Teachers across the state are concerned that their schools aren't funded properly.
By RON COLE
VINDICATOR EDUCATION WRITER
YOUNGSTOWN -- Jayne Burger has logged thousands of miles traveling across Ohio in the nine months since being named Gov. Bob Taft's Teacher in Residence.
From Cincinnati to Youngstown, the shores of Lake Erie to the banks of the Ohio River; small towns to big cities, rural schools to urban.
But teachers' concerns are the same everywhere: not enough money, not enough time and too much testing.
"The state is extremely diverse, but it doesn't matter where you go, it's the same concerns," she said.
Burger, a veteran elementary school teacher in the Gallipolis city schools in southern Ohio, was at Hayes Junior High School in Youngstown on Tuesday and in the Warren city schools today as part of her ongoing quest to find out what's on the minds of teachers in the Buckeye State and relay them to the governor.
Taft created the Teacher in Residence position in 1999 to foster better communication between classroom teachers and the governor's office.
Burger, an award-winning teacher, was named to the two-year post in July 2001. She plans to return to her teaching job in Gallipolis for the 2003-04 school year.
She said she's visited dozens of schools in about 20 Ohio counties.
"I was concerned when I started this job that if I went in and said, 'Hey, what's wrong with education, what do you want me to tell the governor?' that I would be bombarded with constant negative feedback because I know teachers are frustrated," she said.
"But that's not really been the case.
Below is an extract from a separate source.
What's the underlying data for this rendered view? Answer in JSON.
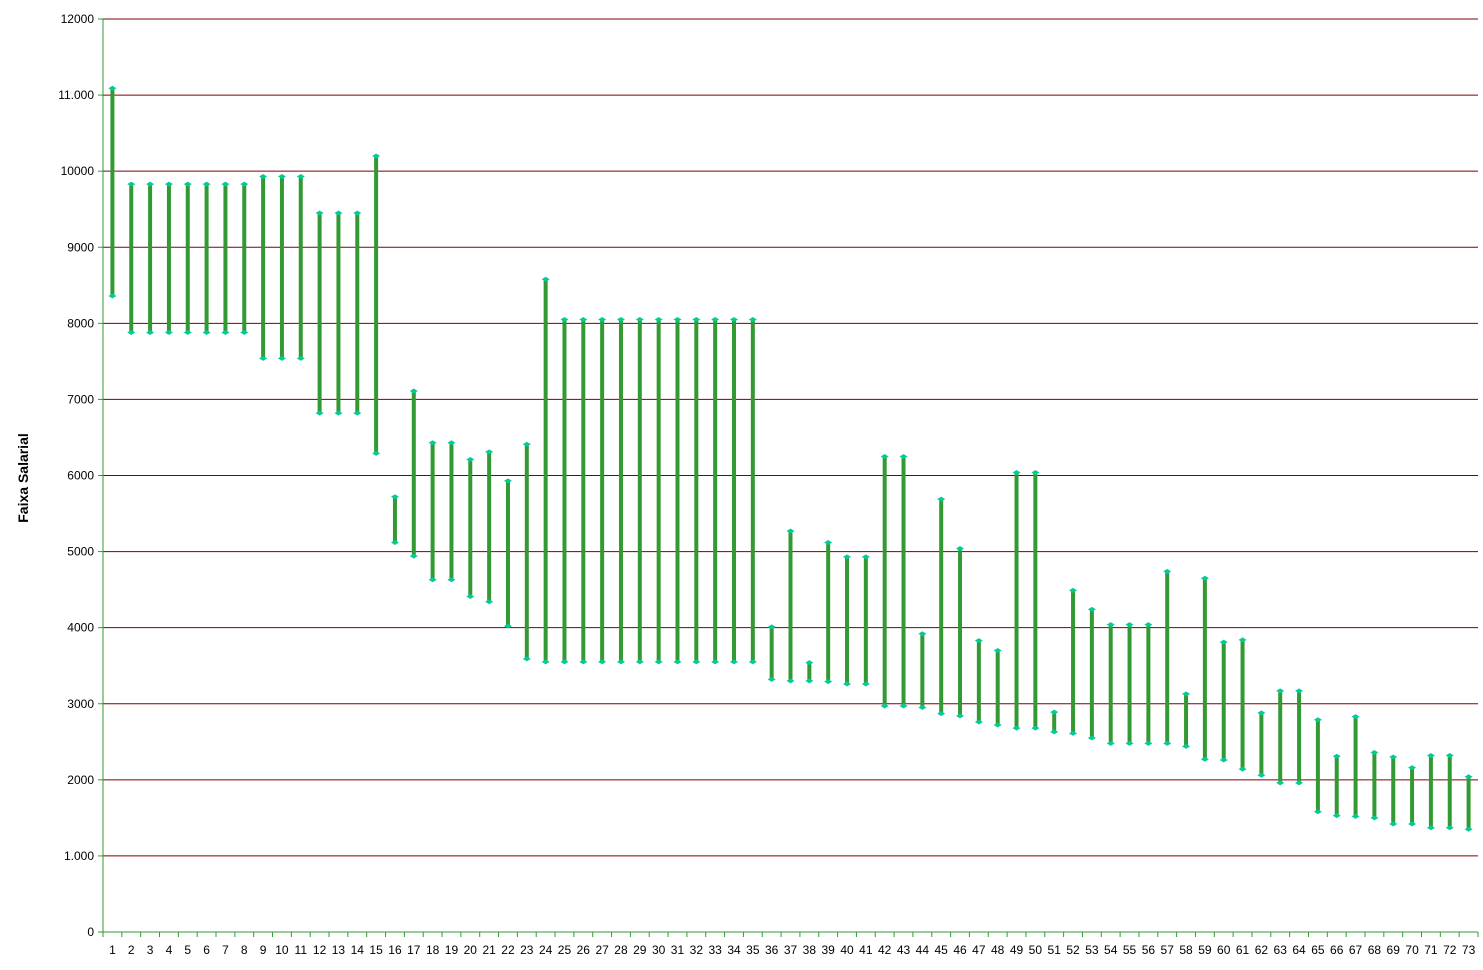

I have been very pleased that teachers understand there are problems and, yes, they want to voice their concerns, but they also do understand the enormity of the education system," she added. "I think teachers just want to know what they're supposed to be doing, and they want to make sure they're doing it well."
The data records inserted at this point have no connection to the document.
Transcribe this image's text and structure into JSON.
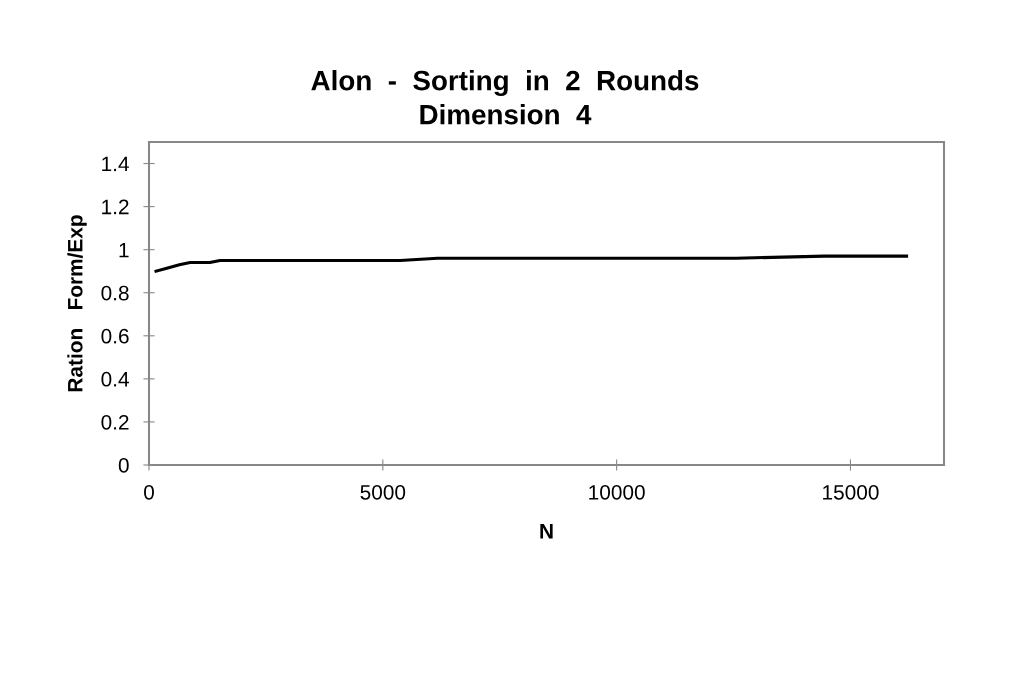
{
  "chart_data": {
    "type": "line",
    "title": "Alon  -  Sorting  in  2  Rounds\nDimension  4",
    "xlabel": "N",
    "ylabel": "Ration   Form/Exp",
    "x": [
      150,
      400,
      650,
      880,
      1300,
      1520,
      2500,
      4000,
      5370,
      6170,
      8000,
      10000,
      12550,
      14440,
      16200
    ],
    "series": [
      {
        "color": "#000000",
        "values": [
          0.9,
          0.915,
          0.93,
          0.94,
          0.94,
          0.95,
          0.95,
          0.95,
          0.95,
          0.96,
          0.96,
          0.96,
          0.96,
          0.97,
          0.97
        ]
      }
    ],
    "xlim": [
      0,
      17000
    ],
    "xticks": [
      0,
      5000,
      10000,
      15000
    ],
    "ylim": [
      0,
      1.5
    ],
    "yticks": [
      0,
      0.2,
      0.4,
      0.6,
      0.8,
      1,
      1.2,
      1.4
    ],
    "grid": false,
    "legend": false,
    "marker": "none",
    "line_style": "solid"
  }
}
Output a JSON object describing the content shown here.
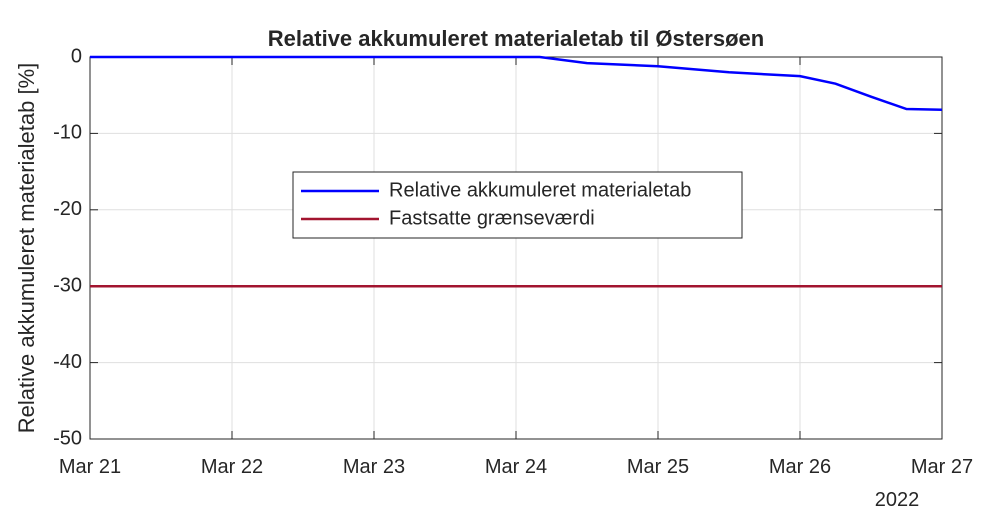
{
  "chart_data": {
    "type": "line",
    "title": "Relative akkumuleret materialetab til Østersøen",
    "ylabel": "Relative akkumuleret materialetab [%]",
    "x_secondary_label": "2022",
    "xlim": [
      "2022-03-21T00:00",
      "2022-03-27T00:00"
    ],
    "xticks": [
      {
        "value": "2022-03-21T00:00",
        "label": "Mar 21"
      },
      {
        "value": "2022-03-22T00:00",
        "label": "Mar 22"
      },
      {
        "value": "2022-03-23T00:00",
        "label": "Mar 23"
      },
      {
        "value": "2022-03-24T00:00",
        "label": "Mar 24"
      },
      {
        "value": "2022-03-25T00:00",
        "label": "Mar 25"
      },
      {
        "value": "2022-03-26T00:00",
        "label": "Mar 26"
      },
      {
        "value": "2022-03-27T00:00",
        "label": "Mar 27"
      }
    ],
    "ylim": [
      -50,
      0
    ],
    "yticks": [
      -50,
      -40,
      -30,
      -20,
      -10,
      0
    ],
    "grid": true,
    "legend": "center",
    "series": [
      {
        "name": "Relative akkumuleret materialetab",
        "color": "#0000ff",
        "x": [
          "2022-03-21T00:00",
          "2022-03-24T00:00",
          "2022-03-24T04:00",
          "2022-03-24T12:00",
          "2022-03-25T00:00",
          "2022-03-25T12:00",
          "2022-03-26T00:00",
          "2022-03-26T06:00",
          "2022-03-26T12:00",
          "2022-03-26T18:00",
          "2022-03-27T00:00"
        ],
        "values": [
          0,
          0,
          0,
          -0.8,
          -1.2,
          -2,
          -2.5,
          -3.5,
          -5.2,
          -6.8,
          -6.9
        ]
      },
      {
        "name": "Fastsatte grænseværdi",
        "color": "#a2142f",
        "x": [
          "2022-03-21T00:00",
          "2022-03-27T00:00"
        ],
        "values": [
          -30,
          -30
        ]
      }
    ]
  }
}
Burger said teachers across the state are concerned that their schools aren't funded properly.
"Even schools that appear to have everything feel they have needs," she said.
Teachers also feel pressed for time and "being able to fit in all of the demands of the curriculum."
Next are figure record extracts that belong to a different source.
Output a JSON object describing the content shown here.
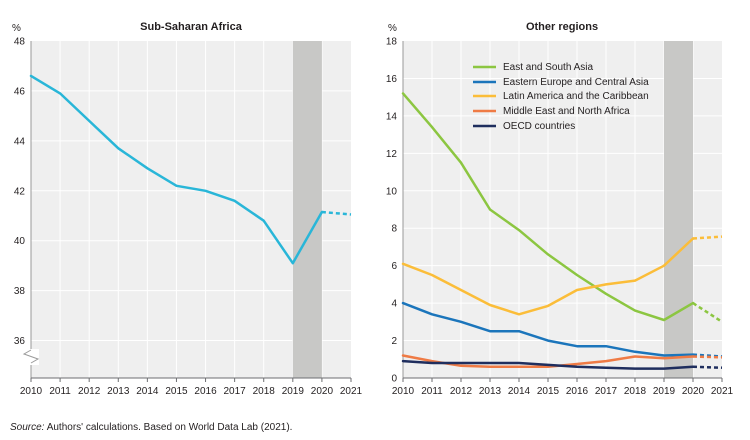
{
  "source": {
    "label": "Source:",
    "text": " Authors' calculations. Based on World Data Lab (2021)."
  },
  "colors": {
    "panel_bg": "#efefef",
    "grid": "#ffffff",
    "shade": "#c8c8c6",
    "ssa_line": "#29b6d8"
  },
  "chart_data": [
    {
      "type": "line",
      "title": "Sub-Saharan Africa",
      "unit_label": "%",
      "x_ticks": [
        "2010",
        "2011",
        "2012",
        "2013",
        "2014",
        "2015",
        "2016",
        "2017",
        "2018",
        "2019",
        "2020",
        "2021"
      ],
      "xlim": [
        2010,
        2021
      ],
      "ylim": [
        34.5,
        48
      ],
      "y_ticks": [
        36,
        38,
        40,
        42,
        44,
        46,
        48
      ],
      "axis_break": true,
      "grid": true,
      "shaded_period": [
        2019,
        2020
      ],
      "series": [
        {
          "color": "#29b6d8",
          "solid": [
            [
              2010,
              46.6
            ],
            [
              2011,
              45.9
            ],
            [
              2012,
              44.8
            ],
            [
              2013,
              43.7
            ],
            [
              2014,
              42.9
            ],
            [
              2015,
              42.2
            ],
            [
              2016,
              42.0
            ],
            [
              2017,
              41.6
            ],
            [
              2018,
              40.8
            ],
            [
              2019,
              39.1
            ],
            [
              2020,
              41.15
            ]
          ],
          "dashed": [
            [
              2020,
              41.15
            ],
            [
              2021,
              41.05
            ]
          ]
        }
      ]
    },
    {
      "type": "line",
      "title": "Other regions",
      "unit_label": "%",
      "x_ticks": [
        "2010",
        "2011",
        "2012",
        "2013",
        "2014",
        "2015",
        "2016",
        "2017",
        "2018",
        "2019",
        "2020",
        "2021"
      ],
      "xlim": [
        2010,
        2021
      ],
      "ylim": [
        0,
        18
      ],
      "y_ticks": [
        0,
        2,
        4,
        6,
        8,
        10,
        12,
        14,
        16,
        18
      ],
      "grid": true,
      "shaded_period": [
        2019,
        2020
      ],
      "legend_position": "top-center",
      "series": [
        {
          "name": "East and South Asia",
          "color": "#8cc641",
          "solid": [
            [
              2010,
              15.2
            ],
            [
              2011,
              13.4
            ],
            [
              2012,
              11.5
            ],
            [
              2013,
              9.0
            ],
            [
              2014,
              7.9
            ],
            [
              2015,
              6.6
            ],
            [
              2016,
              5.5
            ],
            [
              2017,
              4.5
            ],
            [
              2018,
              3.6
            ],
            [
              2019,
              3.1
            ],
            [
              2020,
              4.0
            ]
          ],
          "dashed": [
            [
              2020,
              4.0
            ],
            [
              2021,
              3.0
            ]
          ]
        },
        {
          "name": "Eastern Europe and Central Asia",
          "color": "#1b75bb",
          "solid": [
            [
              2010,
              4.0
            ],
            [
              2011,
              3.4
            ],
            [
              2012,
              3.0
            ],
            [
              2013,
              2.5
            ],
            [
              2014,
              2.5
            ],
            [
              2015,
              2.0
            ],
            [
              2016,
              1.7
            ],
            [
              2017,
              1.7
            ],
            [
              2018,
              1.4
            ],
            [
              2019,
              1.2
            ],
            [
              2020,
              1.25
            ]
          ],
          "dashed": [
            [
              2020,
              1.25
            ],
            [
              2021,
              1.15
            ]
          ]
        },
        {
          "name": "Latin America and the Caribbean",
          "color": "#fbbd39",
          "solid": [
            [
              2010,
              6.1
            ],
            [
              2011,
              5.5
            ],
            [
              2012,
              4.7
            ],
            [
              2013,
              3.9
            ],
            [
              2014,
              3.4
            ],
            [
              2015,
              3.85
            ],
            [
              2016,
              4.7
            ],
            [
              2017,
              5.0
            ],
            [
              2018,
              5.2
            ],
            [
              2019,
              6.0
            ],
            [
              2020,
              7.45
            ]
          ],
          "dashed": [
            [
              2020,
              7.45
            ],
            [
              2021,
              7.55
            ]
          ]
        },
        {
          "name": "Middle East and North Africa",
          "color": "#ef7b45",
          "solid": [
            [
              2010,
              1.2
            ],
            [
              2011,
              0.9
            ],
            [
              2012,
              0.65
            ],
            [
              2013,
              0.6
            ],
            [
              2014,
              0.6
            ],
            [
              2015,
              0.6
            ],
            [
              2016,
              0.75
            ],
            [
              2017,
              0.9
            ],
            [
              2018,
              1.15
            ],
            [
              2019,
              1.05
            ],
            [
              2020,
              1.15
            ]
          ],
          "dashed": [
            [
              2020,
              1.15
            ],
            [
              2021,
              1.1
            ]
          ]
        },
        {
          "name": "OECD countries",
          "color": "#1f2e5e",
          "solid": [
            [
              2010,
              0.9
            ],
            [
              2011,
              0.8
            ],
            [
              2012,
              0.8
            ],
            [
              2013,
              0.8
            ],
            [
              2014,
              0.8
            ],
            [
              2015,
              0.7
            ],
            [
              2016,
              0.6
            ],
            [
              2017,
              0.55
            ],
            [
              2018,
              0.5
            ],
            [
              2019,
              0.5
            ],
            [
              2020,
              0.6
            ]
          ],
          "dashed": [
            [
              2020,
              0.6
            ],
            [
              2021,
              0.55
            ]
          ]
        }
      ]
    }
  ]
}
"Today's teacher doesn't just teach," she said. "They have all of these other responsibilities and duties, being social workers and dealing with other problems that didn't used to be in the schools that are now."
Teachers also are concerned about how the state's proficiency tests are affecting students. Teachers believe the exams in the fourth, sixth and ninth grades have become punitive, she said.
"Most teachers are not opposed to testing," she said. "They understand the need for it. You do have to test students to figure out where they need to go and what they need to do, but the structure concerns them."